Damit war der Genosse dann auch einverstanden. Gleichwohl ist sein Einwand nicht ganz von der Hand zu weisen. Sicher ist es legitim, dass die SSM gerade die CDU immer wieder auf den Widerspruch hinweist zwischen ihrer Rhetorik und ihrem Handeln, und auch zwischen ihrer Politik und der katholischen Soziallehre, auf die sie sich beruft. Einerseits wird die Selbsthilfe als "Subsidiarität" und Überwindung des Bauens auf öffentliche Unterstützung gepriesen, andererseits gegen ein wirkliches Selbsthilfeprojekt wie die SSM vorgegangen. Tatsächlich erspart die SSM der Stadt Köln Jahr für Jahr über 250000 DM im Sozialbudget. Darüber hinaus hilft sie schwer bezifferbare öffentliche Gelder für Heim- und Therapieplätze einzusparen. Und doch ist die Berufung darauf zumindest zweischneidig. Viele der Menschen, die bei der SSM leben und arbeiten, würden in der "offiziellen Arbeitsgesellschaft" wohl keinen Erwerbsarbeitsplatz finden. Doch mit dem Eintritt in die SSM verzichten sie auch auf jegliche Sozialhilfe oder Arbeitslosenunterstützung. Das ist bei der SSM satzungsmäßig so geregelt.
Das der SSM nahestehende Institut für Neue Arbeit (INA) macht eine Strategie daraus. "Neue Arbeit" bedeute, nur noch mit einem Teil der Arbeitskraft am Markt tätig zu sein. Der andere Teil der Arbeitskraft diene der Erwirtschaftung des gemeinschaftlichen Auskommens durch Eigenarbeit in solidarischen Formen, wobei jede nützliche Tätigkeit als Arbeit zählt und — zumindest im Prinzip — "alle alles" machen: Kinderbetreuung und kochen, musizieren, Buchführen, reparieren oder Flugblätter schreiben.
Das ist ein interessanter Ansatz und entspricht dem kommunistischen Ideal. Aber kann das wirklich als gesellschaftsveränderndes Konzept auf Millionen von abhängig Beschäftigte und Besitzlose in der kapitalistischen Industriegesellschaft verallgemeinert werden? Diese Frage wurde auch auf unserer Veranstaltung aufgeworfen. Eine endgültige Antwort darauf gab es natürlich nicht.

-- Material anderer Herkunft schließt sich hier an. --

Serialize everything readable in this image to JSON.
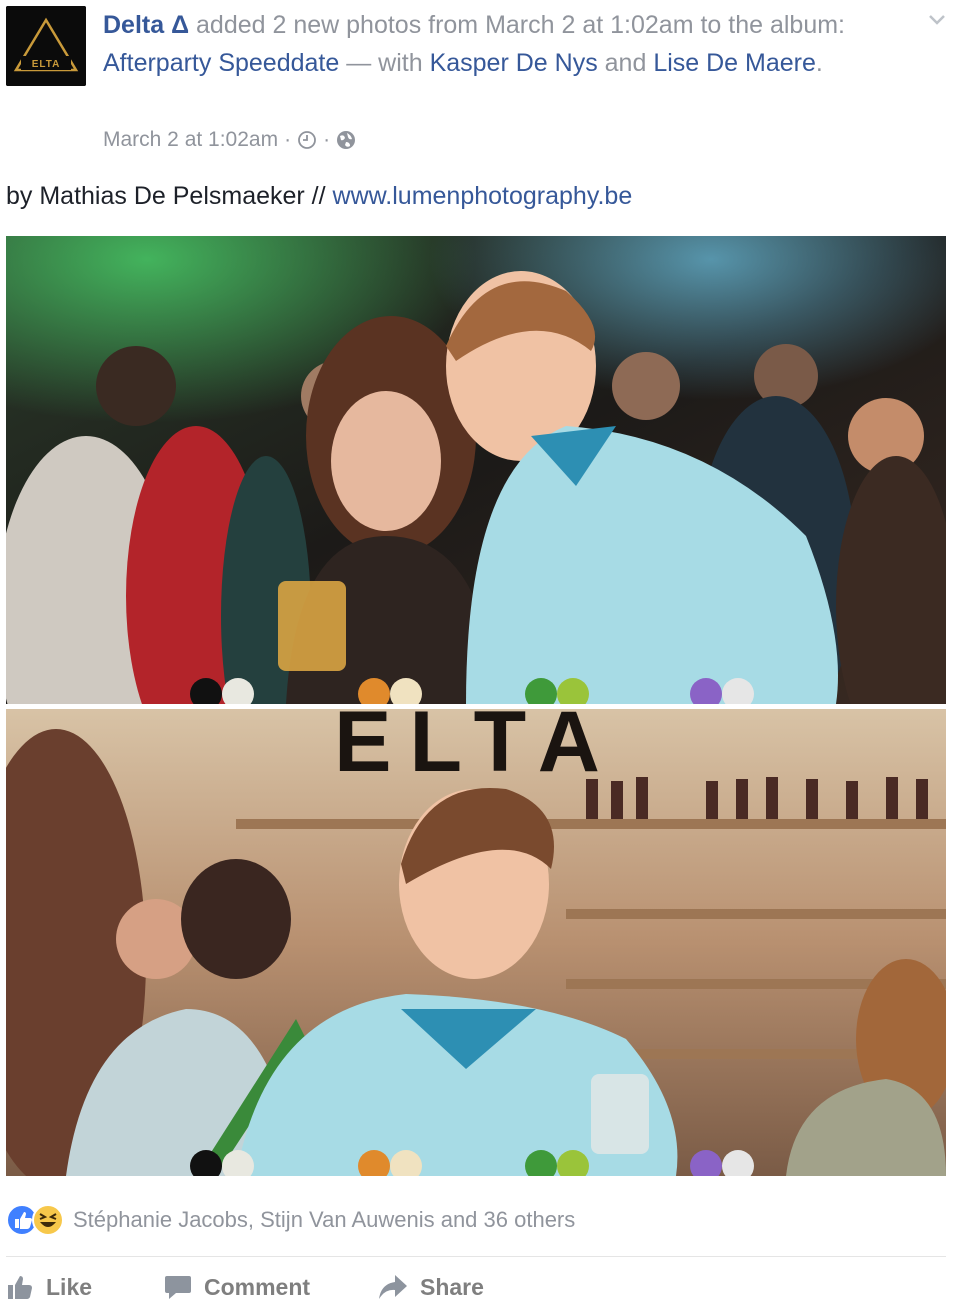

Wir haben aber einen Traum; und die SSM gehört zu den Teilchen der Realität, aus denen sich dieser Traum zusammensetzt. Die alte Arbeiterbewegung war eine regelrechte "Gegengesellschaft" im Rahmen der kapitalistischen Gesellschaft. Sie war vielfältig, sie bestand aus politischen Parteien, Gewerkschaften, Genossenschaften, Sport- und Kulturvereinen (sowie aus Organisationen, die ich hier aus Bammel vor dem Verfassungsschutz verschweige). In der alten Form kann das nicht wieder erstehen. Aber wir wollen nicht nur eine radikale rote politische Alternative. Wir wollen auch die Gewerkschaften von innen radikal erneuern, damit sie bspw. aufhören, die Ausgegrenzten von Mülheim links liegen zu lassen. Wir wollen auch eine neue Vielfalt von Selbstaktivität, solidarischer Selbstorganisation von unten, die Keim einer neuen solidarischen Gesellschaft ist. Was die SSM tut und was das INA propagiert, ist ein Teil davon, eine moderne und auf Emanzipation abzielende Wiederaufnahme des alten Genossenschaftsgedankens. Und es gerät in Konflikt mit dem Bestehenden und ist schon deshalb politisch. Darum: Solidarisieren und diskutieren!